The machine learning engineer is the single most in-demand job on earth, according to top job board indeed. 

My name is Mike West and I'm a machine learning engineer in the applied space. I've worked or consulted with over 50 companies and just finished a project with Microsoft. I've published over 50 courses and this is 51 on Udemy. If you're interested in learning what the real-world is really like then you're in good hands.

A machine learning engineer cannot be effective without an understanding of basic statistical concepts and statistics methods, and an effective practitioner cannot excel without being aware of and leveraging the terminology and methods used in the sister field of statistical learning.

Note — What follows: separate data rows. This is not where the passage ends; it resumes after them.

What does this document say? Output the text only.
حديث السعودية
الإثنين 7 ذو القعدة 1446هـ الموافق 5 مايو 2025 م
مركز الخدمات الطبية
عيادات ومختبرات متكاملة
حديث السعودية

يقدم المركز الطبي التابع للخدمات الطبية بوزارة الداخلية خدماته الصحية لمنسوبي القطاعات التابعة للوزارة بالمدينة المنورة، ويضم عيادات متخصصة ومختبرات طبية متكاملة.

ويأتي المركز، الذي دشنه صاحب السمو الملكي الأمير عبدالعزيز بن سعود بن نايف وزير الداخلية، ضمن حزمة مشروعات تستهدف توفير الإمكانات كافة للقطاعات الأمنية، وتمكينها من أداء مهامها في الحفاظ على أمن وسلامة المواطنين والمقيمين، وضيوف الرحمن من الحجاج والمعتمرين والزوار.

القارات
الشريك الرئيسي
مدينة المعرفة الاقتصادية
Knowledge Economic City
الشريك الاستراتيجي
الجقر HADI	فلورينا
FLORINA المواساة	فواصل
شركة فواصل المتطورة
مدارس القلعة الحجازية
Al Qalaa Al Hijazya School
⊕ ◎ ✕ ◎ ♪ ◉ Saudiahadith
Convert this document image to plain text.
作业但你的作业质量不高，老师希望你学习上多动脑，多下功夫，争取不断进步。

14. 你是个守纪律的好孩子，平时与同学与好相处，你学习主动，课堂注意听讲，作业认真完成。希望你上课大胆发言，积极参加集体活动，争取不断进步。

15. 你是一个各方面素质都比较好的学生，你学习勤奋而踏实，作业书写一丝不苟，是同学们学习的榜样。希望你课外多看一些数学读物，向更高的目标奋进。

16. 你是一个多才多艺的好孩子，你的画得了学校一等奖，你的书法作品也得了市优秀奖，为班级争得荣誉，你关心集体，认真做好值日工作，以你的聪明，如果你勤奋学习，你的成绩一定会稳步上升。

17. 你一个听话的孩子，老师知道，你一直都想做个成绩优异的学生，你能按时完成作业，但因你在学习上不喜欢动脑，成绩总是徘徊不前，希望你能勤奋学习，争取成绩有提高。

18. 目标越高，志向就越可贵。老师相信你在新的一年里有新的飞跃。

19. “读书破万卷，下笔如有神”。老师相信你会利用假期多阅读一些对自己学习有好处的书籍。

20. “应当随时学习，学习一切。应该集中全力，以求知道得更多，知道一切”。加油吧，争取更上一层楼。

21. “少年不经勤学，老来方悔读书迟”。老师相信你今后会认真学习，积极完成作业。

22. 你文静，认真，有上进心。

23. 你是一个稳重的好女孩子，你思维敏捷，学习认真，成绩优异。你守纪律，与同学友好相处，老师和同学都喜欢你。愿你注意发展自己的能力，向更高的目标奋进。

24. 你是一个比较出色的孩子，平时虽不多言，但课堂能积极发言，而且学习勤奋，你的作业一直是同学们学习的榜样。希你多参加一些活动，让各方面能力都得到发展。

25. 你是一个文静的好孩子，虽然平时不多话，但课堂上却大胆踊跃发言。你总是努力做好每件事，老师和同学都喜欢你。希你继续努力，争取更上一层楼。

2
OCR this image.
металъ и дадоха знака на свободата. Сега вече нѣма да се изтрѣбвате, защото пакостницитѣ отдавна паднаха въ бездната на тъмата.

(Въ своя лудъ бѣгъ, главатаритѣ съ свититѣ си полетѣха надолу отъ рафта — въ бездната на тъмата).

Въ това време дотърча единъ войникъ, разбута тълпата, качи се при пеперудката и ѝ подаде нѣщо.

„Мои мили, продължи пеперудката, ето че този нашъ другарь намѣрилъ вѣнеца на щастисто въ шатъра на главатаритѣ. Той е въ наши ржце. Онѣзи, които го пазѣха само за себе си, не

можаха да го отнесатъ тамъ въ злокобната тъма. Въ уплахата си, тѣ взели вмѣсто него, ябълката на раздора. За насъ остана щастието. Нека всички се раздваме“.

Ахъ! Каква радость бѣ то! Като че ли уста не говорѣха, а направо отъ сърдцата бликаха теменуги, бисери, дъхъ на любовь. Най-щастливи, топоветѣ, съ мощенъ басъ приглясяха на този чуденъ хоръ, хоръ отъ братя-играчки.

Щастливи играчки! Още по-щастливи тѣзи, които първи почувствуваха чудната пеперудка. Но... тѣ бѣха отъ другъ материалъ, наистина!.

Developers don’t know statistics and this is a big problem. Programmers don’t need to know and use statistical methods in order to develop software. Software engineering and computer science courses generally don’t include courses on statistics, let alone advanced statistical tests.

Machine learning practitioners eventually realize the need to master statistics.  This might start with a need to better interpret descriptive statistics or data visualizations and may progress to the need to start using sophisticated hypothesis tests. The problem is, they don’t seek out the statistical information they need. Instead, they try to read through a text book on statistics or work through the material for an undergraduate course on statistics. This traditional approach is overly complicated, slow because it covers a breadth and depth of material on statistics that is beyond the needs of the machine learning practitioner.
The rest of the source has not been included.